High school ultra-overachievers have always alarmed me. The high school years bring so many new experiences worth savoring—though I'll demur in listing them—that an all-consuming focus on perfect grades, college, and the future seems to be missing the point. So it's with some trepidation that I take the side of a New Jersey überachiever who's suing her school because she didn't want to have to share the title of valedictorian with other classmates.
Here's the story, which was reported in today's Los Angeles Times. Blair L. Hornstine, 18, is a student at Moorestown High School in New Jersey. Because she was diagnosed with a chronic-fatigue syndrome-like illness, she spends half the day doing conference courses at home. This has helped her to score the highest grade point average (GPA) in school, because she's able to take (and excel at) more advanced-placement (AP) level courses than would normally be available. Naturally, the other overachievers, who dutifully spend eight hours daily suffering at their desks in whatever classes the school offers, complained, and administrators decided to split up the valedictorian honor. Fair enough.
But the story could also be read as a droll commentary on the state of public education. First, it's none too reassuring that Moorestown High School's best student is the one who stays home half of every day—even if you take into account that "best" here means best GPA, which isn't necessarily the only indicator of aptitude. Hornstine isn't just a grade grubber, however; she also co-founded a program that raised $30,000 in food for the needy and found a way to raise funds to pay for 10 harelip operations for Chinese kids. (Yes, this girl definitely scares me. I can only hope she'll find a place for me in her entourage when she has achieved world domination—assuming she doesn't keel over from exhaustion first.)
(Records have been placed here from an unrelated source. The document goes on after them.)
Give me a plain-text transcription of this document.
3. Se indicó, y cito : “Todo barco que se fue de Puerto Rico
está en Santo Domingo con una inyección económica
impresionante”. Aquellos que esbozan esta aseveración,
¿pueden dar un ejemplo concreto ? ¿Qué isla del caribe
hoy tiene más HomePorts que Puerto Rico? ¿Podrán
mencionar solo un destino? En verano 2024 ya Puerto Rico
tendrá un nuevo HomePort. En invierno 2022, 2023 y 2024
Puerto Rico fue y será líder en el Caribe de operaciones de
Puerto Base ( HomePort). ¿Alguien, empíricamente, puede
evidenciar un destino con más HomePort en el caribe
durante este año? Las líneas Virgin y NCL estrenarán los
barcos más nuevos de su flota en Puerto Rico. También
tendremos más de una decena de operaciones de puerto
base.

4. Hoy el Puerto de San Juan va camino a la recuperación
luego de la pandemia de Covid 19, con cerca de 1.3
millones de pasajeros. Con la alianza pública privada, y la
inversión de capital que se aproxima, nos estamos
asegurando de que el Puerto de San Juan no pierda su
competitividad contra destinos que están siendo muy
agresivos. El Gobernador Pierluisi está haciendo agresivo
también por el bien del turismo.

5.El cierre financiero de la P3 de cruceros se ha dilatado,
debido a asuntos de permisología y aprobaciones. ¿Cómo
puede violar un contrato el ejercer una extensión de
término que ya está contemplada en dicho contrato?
Then there's the fact that the school, because of Hornstine's exhaustion, tried to convince her to drop all of her Advanced Placement courses. I sympathize with the point of view that teens shouldn't be killing themselves to get into Harvard (and Princeton and Stanford, in Hornstine's case). Nevertheless, I certainly wouldn't counsel them not to overachieve if that's what they want to do. We need those fanatics to pick up every one else's slack, for the greater good of humanity.
The school painted Hornstine's father as the villain. According to the Times article, "They say that the student's father, New Jersey Superior Court Judge Louis Hornstine, told [Superintendent Paul J.] Kadri during a meeting that he would 'use any advantage of the laws and regulations' to give his daughter 'the best opportunity to be valedictorian.'"
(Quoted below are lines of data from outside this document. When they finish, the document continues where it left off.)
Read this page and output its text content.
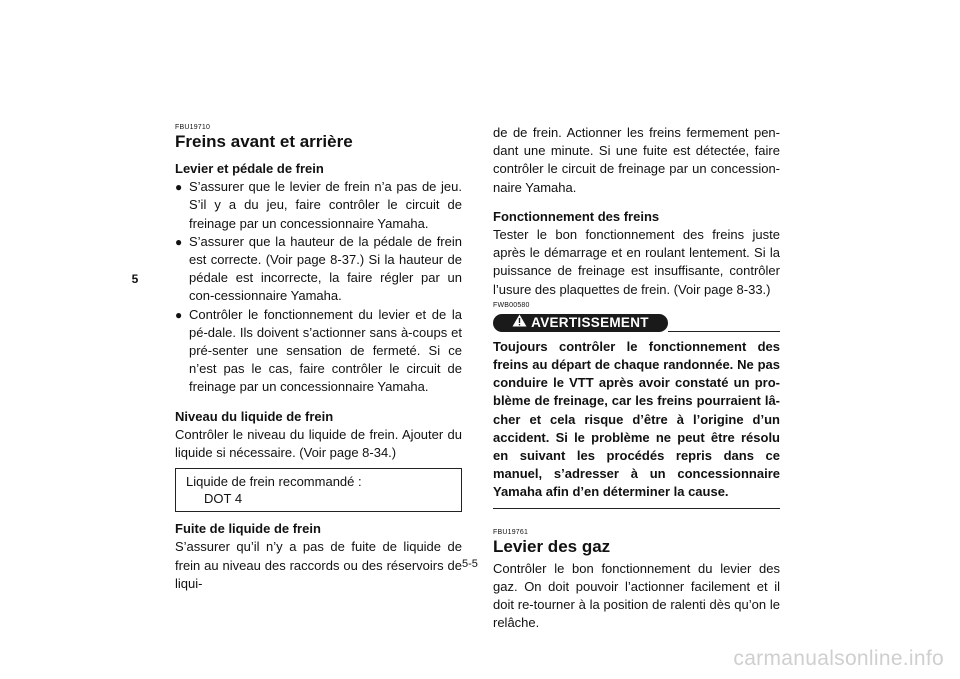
5
FBU19710
Freins avant et arrière
Levier et pédale de frein
● S’assurer que le levier de frein n’a pas de jeu. S’il y a du jeu, faire contrôler le circuit de freinage par un concessionnaire Yamaha.
● S’assurer que la hauteur de la pédale de frein est correcte. (Voir page 8-37.) Si la hauteur de pédale est incorrecte, la faire régler par un con-cessionnaire Yamaha.
● Contrôler le fonctionnement du levier et de la pé-dale. Ils doivent s’actionner sans à-coups et pré-senter une sensation de fermeté. Si ce n’est pas le cas, faire contrôler le circuit de freinage par un concessionnaire Yamaha.
Niveau du liquide de frein

Contrôler le niveau du liquide de frein. Ajouter du liquide si nécessaire. (Voir page 8-34.)

Liquide de frein recommandé :
DOT 4
Fuite de liquide de frein

S’assurer qu’il n’y a pas de fuite de liquide de frein au niveau des raccords ou des réservoirs de liqui-

de de frein. Actionner les freins fermement pen-dant une minute. Si une fuite est détectée, faire contrôler le circuit de freinage par un concession-naire Yamaha.

Fonctionnement des freins

Tester le bon fonctionnement des freins juste après le démarrage et en roulant lentement. Si la puissance de freinage est insuffisante, contrôler l’usure des plaquettes de frein. (Voir page 8-33.)

FWB00580
AVERTISSEMENT
Toujours contrôler le fonctionnement des freins au départ de chaque randonnée. Ne pas conduire le VTT après avoir constaté un pro-blème de freinage, car les freins pourraient lâ-cher et cela risque d’être à l’origine d’un accident. Si le problème ne peut être résolu en suivant les procédés repris dans ce manuel, s’adresser à un concessionnaire Yamaha afin d’en déterminer la cause.
FBU19761
Levier des gaz

Contrôler le bon fonctionnement du levier des gaz. On doit pouvoir l’actionner facilement et il doit re-tourner à la position de ralenti dès qu’on le relâche.

5-5
carmanualsonline.info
That kind of obsession with the vaunted valedictorian title seems absurd, especially when it comes from the father, not the student herself. But I wonder if the school might be just as confounded if Daddy had said he'd look for loopholes that would allow his daughter to receive the very best education possible. To me, that's being a smart parent. If your tax dollars are paying for a massively bureaucratic, one-size-fits-all public school, you may as well make the best of it.
Hornstine is asking for $2.7 million for her injuries, enough to keep her in the Ivy League through her 40s, if she pleases. Claiming that kind of damage almost invalidates her position—"hear this little violin playing, Blair, just for you?"—but I'm almost with her on principle.